I had the capacity to kill. I’d done it before.
I blew my breath out through pursed lips and emptied my lungs completely. I was as still as I could be. My heart was the only thing in my body moving. I applied pressure to the trigger of my gun. Twice.
That was all it took.
A double tap.
Faldon went down.
For a second the outright violence of my shot was stunning—the two small holes between his eyes. A spray of blood from the back of his head that scattered onto the car and stinking bags.
And then it was over. He was on the floor, arms underneath him and legs jutted out to the sides in the uncomfortable way dead people fall.
“Fuck!” Patrick staggered to the right.
Ricardo was there in an instant, gun aimed at Faldon as he wrapped his free arm around his colleague.
“Everyone okay?” I stood, gun also aimed at Faldon, though I knew full well the life had gone from him.
“Yeah,” Patrick said, rubbing his neck. “Head still on.”
Ricardo swung his gun around the grimy alley, pausing on each window.
There was no movement. Not a flicker of a grubby curtain or the whisper of a face at a dirty pane of glass.
“Job done,” I said, walking their way, my boots quiet on the pot-holed ground. “Another asshole bites the dust.”
Patrick looked at me. He was paler than usual, his pupils wide and the whites of his eyes visible.
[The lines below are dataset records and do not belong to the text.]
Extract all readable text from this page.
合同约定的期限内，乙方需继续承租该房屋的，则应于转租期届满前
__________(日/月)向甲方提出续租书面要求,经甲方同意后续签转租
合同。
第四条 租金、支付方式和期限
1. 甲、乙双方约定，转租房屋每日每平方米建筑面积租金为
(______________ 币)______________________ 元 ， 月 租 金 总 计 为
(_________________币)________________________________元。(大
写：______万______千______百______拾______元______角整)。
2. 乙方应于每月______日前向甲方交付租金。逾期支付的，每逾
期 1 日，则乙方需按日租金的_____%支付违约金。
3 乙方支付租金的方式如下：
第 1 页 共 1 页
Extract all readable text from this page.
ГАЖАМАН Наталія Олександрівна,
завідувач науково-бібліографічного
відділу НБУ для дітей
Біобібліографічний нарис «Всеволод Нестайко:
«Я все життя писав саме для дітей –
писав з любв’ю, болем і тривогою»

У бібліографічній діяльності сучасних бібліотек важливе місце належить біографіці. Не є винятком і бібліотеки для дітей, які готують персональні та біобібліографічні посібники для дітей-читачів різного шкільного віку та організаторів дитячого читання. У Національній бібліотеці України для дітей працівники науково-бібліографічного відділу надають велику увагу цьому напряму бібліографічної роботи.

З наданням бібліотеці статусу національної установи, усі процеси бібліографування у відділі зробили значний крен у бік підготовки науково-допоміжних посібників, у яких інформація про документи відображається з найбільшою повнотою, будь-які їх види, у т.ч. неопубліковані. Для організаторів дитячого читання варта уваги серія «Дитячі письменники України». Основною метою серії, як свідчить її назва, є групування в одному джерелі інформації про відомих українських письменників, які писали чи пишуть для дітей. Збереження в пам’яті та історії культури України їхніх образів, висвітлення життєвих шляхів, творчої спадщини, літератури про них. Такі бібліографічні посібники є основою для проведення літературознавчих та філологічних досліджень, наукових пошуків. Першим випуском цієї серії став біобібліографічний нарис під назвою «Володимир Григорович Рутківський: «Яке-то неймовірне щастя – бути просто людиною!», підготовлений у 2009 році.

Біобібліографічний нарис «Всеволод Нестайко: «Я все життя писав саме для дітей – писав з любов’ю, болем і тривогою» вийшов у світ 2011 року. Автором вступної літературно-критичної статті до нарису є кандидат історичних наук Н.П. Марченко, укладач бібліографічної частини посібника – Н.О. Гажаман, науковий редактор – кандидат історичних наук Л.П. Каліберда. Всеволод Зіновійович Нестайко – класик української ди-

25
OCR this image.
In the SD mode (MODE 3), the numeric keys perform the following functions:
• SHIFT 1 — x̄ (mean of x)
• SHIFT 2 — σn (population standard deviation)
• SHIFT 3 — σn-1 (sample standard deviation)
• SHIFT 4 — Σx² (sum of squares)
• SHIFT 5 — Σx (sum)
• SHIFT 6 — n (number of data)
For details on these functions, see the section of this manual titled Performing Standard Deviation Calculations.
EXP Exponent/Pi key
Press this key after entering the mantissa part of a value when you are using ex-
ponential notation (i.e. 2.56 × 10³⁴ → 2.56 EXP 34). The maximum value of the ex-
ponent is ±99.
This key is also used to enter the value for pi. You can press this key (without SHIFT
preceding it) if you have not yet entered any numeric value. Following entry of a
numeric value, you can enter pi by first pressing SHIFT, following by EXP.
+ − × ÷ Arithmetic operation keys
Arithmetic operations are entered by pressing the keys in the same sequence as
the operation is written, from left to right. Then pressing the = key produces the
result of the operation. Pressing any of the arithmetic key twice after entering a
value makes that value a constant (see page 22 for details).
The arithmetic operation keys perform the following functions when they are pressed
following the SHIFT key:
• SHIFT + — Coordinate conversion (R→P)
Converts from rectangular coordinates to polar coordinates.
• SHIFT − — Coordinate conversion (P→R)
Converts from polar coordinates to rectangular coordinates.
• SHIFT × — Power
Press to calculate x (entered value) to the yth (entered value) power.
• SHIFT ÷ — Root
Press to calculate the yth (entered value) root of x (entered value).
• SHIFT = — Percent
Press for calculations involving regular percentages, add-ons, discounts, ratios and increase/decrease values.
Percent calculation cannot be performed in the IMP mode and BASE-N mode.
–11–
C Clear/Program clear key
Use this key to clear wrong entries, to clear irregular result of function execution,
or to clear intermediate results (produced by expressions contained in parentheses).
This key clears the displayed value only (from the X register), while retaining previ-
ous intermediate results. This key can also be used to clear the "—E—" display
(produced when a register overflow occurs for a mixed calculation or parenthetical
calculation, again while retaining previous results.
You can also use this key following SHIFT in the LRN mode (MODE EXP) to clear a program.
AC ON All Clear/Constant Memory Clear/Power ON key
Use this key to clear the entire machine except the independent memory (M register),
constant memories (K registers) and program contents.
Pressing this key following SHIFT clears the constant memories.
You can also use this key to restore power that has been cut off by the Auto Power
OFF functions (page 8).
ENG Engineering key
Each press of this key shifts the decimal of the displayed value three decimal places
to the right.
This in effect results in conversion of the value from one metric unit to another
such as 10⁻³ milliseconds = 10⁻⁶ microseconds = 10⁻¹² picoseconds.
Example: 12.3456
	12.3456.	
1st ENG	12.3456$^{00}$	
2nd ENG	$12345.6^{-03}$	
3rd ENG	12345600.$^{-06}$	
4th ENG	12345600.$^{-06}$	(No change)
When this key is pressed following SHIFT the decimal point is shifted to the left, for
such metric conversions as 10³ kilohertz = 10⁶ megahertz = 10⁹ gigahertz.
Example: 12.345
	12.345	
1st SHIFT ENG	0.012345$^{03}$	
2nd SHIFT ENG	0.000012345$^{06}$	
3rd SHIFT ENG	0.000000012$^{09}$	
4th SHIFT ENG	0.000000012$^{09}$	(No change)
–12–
I bent and reached for his weapon. Faldon still had one finger curled around it. “Here you go, buddy.” I passed it to Patrick.
It took him a moment to take it. I guessed he was in some kind of shock. A near-death experience could do that to a person.
But not usually a member of a SWAT team. This was our job. Our daily lives.
“You okay?” I asked.
He nodded and extracted himself from Ricardo.
“Maybe you should go get some coffee,” I said.
“Coffee,” he repeated and glanced at the fence we’d all come over. “Yeah. Coffee.”
I frowned. “You in shock?”
“No. No, I’m fine.” He used his gun to point at the fence. “I’ll go fill Jonathan and Carl in. Get that coffee. Wait for backup.”
“They’ll be five minutes yet,” Ricardo said, finally lowering his weapon. “This place is empty. Well, apart from the two dead guys, but we won’t count them.”
I squeezed Patrick’s arm through his black clothing. “You want me to come with you?”
“No, you stay here.” He swallowed and nodded at Faldon. “And Freya… thanks.”
“For what?” I laughed. I knew full well why he was thanking me.
He didn’t return my humour. “You saved my life. That guy wasn’t messing around. I could hear it in his voice.”
My smile dropped. “So could I. It’s why he now has two bullets on his mind for all of time.”